I telephoned Monaghan later the same day.

As he had suggested, I used a phone box, a different one from that which I had used before. My plan to tell him about the affidavits blew out. As soon as he had given me the information I needed, he hung up. It was going to have to wait.

The Iranian was due to be staying in the St Pancras hotel at Kings Cross. He was using the Selahattin Yildrim identity and a Turkish passport. Of key importance was the fact that there was no surveillance on him yet as the Anti-Terrorist Squad had not yet learned his location. Our instructions were crystal clear. Yildrim was to be captured, taken to the farmhouse and then Monaghan would be out to see us within a day. It all sounded straightforward. Too simple, in fact. The simplicity of it worried me. Operations like this required planning. Contingencies needed to be covered, mishaps allowed for, problems anticipated. We had less than twenty-four hours to kidnap a terrorist, drive him to the remote Essex countryside and then start to interrogate him. And there were only two of us. If the Iranian was armed, and it was likely he would be, he might put up a fight. We couldn’t kill him, as that would defeat the object. We needed a plan.

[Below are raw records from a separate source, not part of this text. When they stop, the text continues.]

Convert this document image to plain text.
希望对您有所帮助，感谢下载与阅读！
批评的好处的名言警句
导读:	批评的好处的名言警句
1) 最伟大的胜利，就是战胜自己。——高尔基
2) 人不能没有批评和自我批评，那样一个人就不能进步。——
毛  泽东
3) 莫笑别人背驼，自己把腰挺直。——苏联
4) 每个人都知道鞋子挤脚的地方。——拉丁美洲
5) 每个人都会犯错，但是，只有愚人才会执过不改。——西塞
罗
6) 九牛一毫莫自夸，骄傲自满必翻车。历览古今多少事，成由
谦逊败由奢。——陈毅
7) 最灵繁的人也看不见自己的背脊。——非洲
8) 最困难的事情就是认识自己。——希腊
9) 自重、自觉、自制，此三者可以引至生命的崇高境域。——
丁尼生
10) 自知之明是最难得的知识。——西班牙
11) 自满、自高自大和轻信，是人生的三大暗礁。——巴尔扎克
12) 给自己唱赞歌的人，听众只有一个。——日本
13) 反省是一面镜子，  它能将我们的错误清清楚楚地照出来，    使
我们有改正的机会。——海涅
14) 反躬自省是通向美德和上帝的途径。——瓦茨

That evening, over a take-away coffee, Kevin came up with one. A black cab. The front door of the hotel opened up onto a taxi rank. Kevin would act as driver. I would intercept the Arab as he came out the front door, bundle him into the cab and then drive away with him.

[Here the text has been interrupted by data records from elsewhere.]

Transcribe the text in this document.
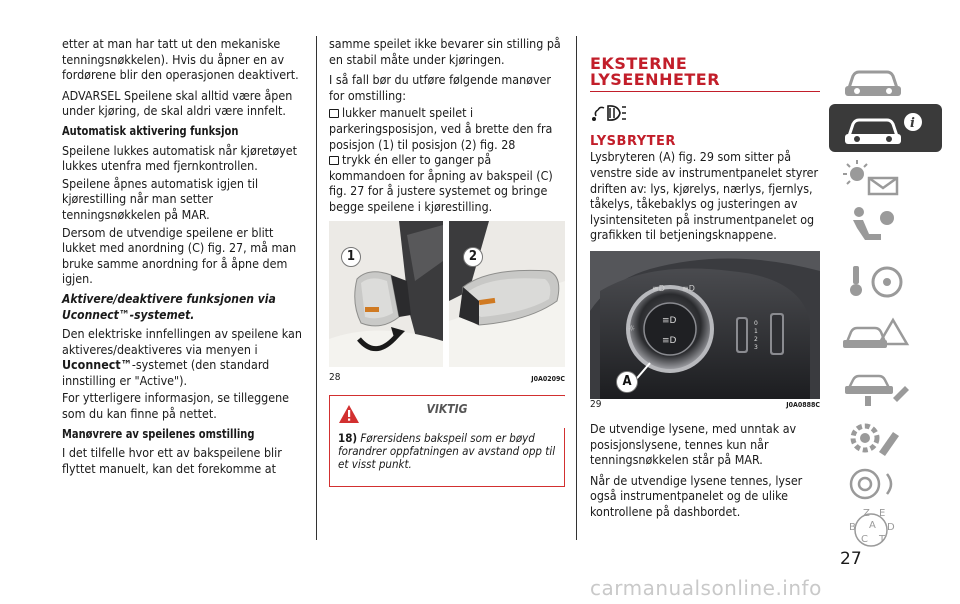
etter at man har tatt ut den mekaniske tenningsnøkkelen). Hvis du åpner en av fordørene blir den operasjonen deaktivert.

ADVARSEL Speilene skal alltid være åpen under kjøring, de skal aldri være innfelt.

Automatisk aktivering funksjon

Speilene lukkes automatisk når kjøretøyet lukkes utenfra med fjernkontrollen.

Speilene åpnes automatisk igjen til kjørestilling når man setter tenningsnøkkelen på MAR.

Dersom de utvendige speilene er blitt lukket med anordning (C) fig. 27, må man bruke samme anordning for å åpne dem igjen.

Aktivere/deaktivere funksjonen via Uconnect™-systemet.

Den elektriske innfellingen av speilene kan aktiveres/deaktiveres via menyen i Uconnect™-systemet (den standard innstilling er "Active").

For ytterligere informasjon, se tilleggene som du kan finne på nettet.

Manøvrere av speilenes omstilling

I det tilfelle hvor ett av bakspeilene blir flyttet manuelt, kan det forekomme at

samme speilet ikke bevarer sin stilling på en stabil måte under kjøringen.

I så fall bør du utføre følgende manøver for omstilling:

lukker manuelt speilet i parkeringsposisjon, ved å brette den fra posisjon (1) til posisjon (2) fig. 28

trykk én eller to ganger på kommandoen for åpning av bakspeil (C) fig. 27 for å justere systemet og bringe begge speilene i kjørestilling.

1	2
28	J0A0209C
VIKTIG
18) Førersidens bakspeil som er bøyd forandrer oppfatningen av avstand opp til et visst punkt.
EKSTERNE LYSEENHETER
LYSBRYTER

Lysbryteren (A) fig. 29 som sitter på venstre side av instrumentpanelet styrer driften av: lys, kjørelys, nærlys, fjernlys, tåkelys, tåkebaklys og justeringen av lysintensiteten på instrumentpanelet og grafikken til betjeningsknappene.

≡D
≡D
☼
≡D ≡D
0
1
2
3
A
29	J0A0888C

De utvendige lysene, med unntak av posisjonslysene, tennes kun når tenningsnøkkelen står på MAR.

Når de utvendige lysene tennes, lyser også instrumentpanelet og de ulike kontrollene på dashbordet.

i
Z E
B A D
C T
27
carmanualsonline.info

‘Just like in the movies,’ I said, and it would have been. In real life it would never have worked.

So we modified the idea. Figuring that Kevin’s plan could only work if the Arab appeared when we were ready, I suggested we went in and persuaded him to come outside. I would pretend to be from MI5. If I bluffed Yildrim into thinking he was surrounded, he should come quietly. Then we’d get him into the taxi. No rough stuff, just a threat in case he should decide that he didn’t want to come. Before we reached the outside, I’d have to find somewhere to search him. The lift would do. Then I’d walk him out to the taxi rank. Inside the cab we’d plasti-cuff his wrists and blindfold him. The more we talked it through, the better I felt. It could just work.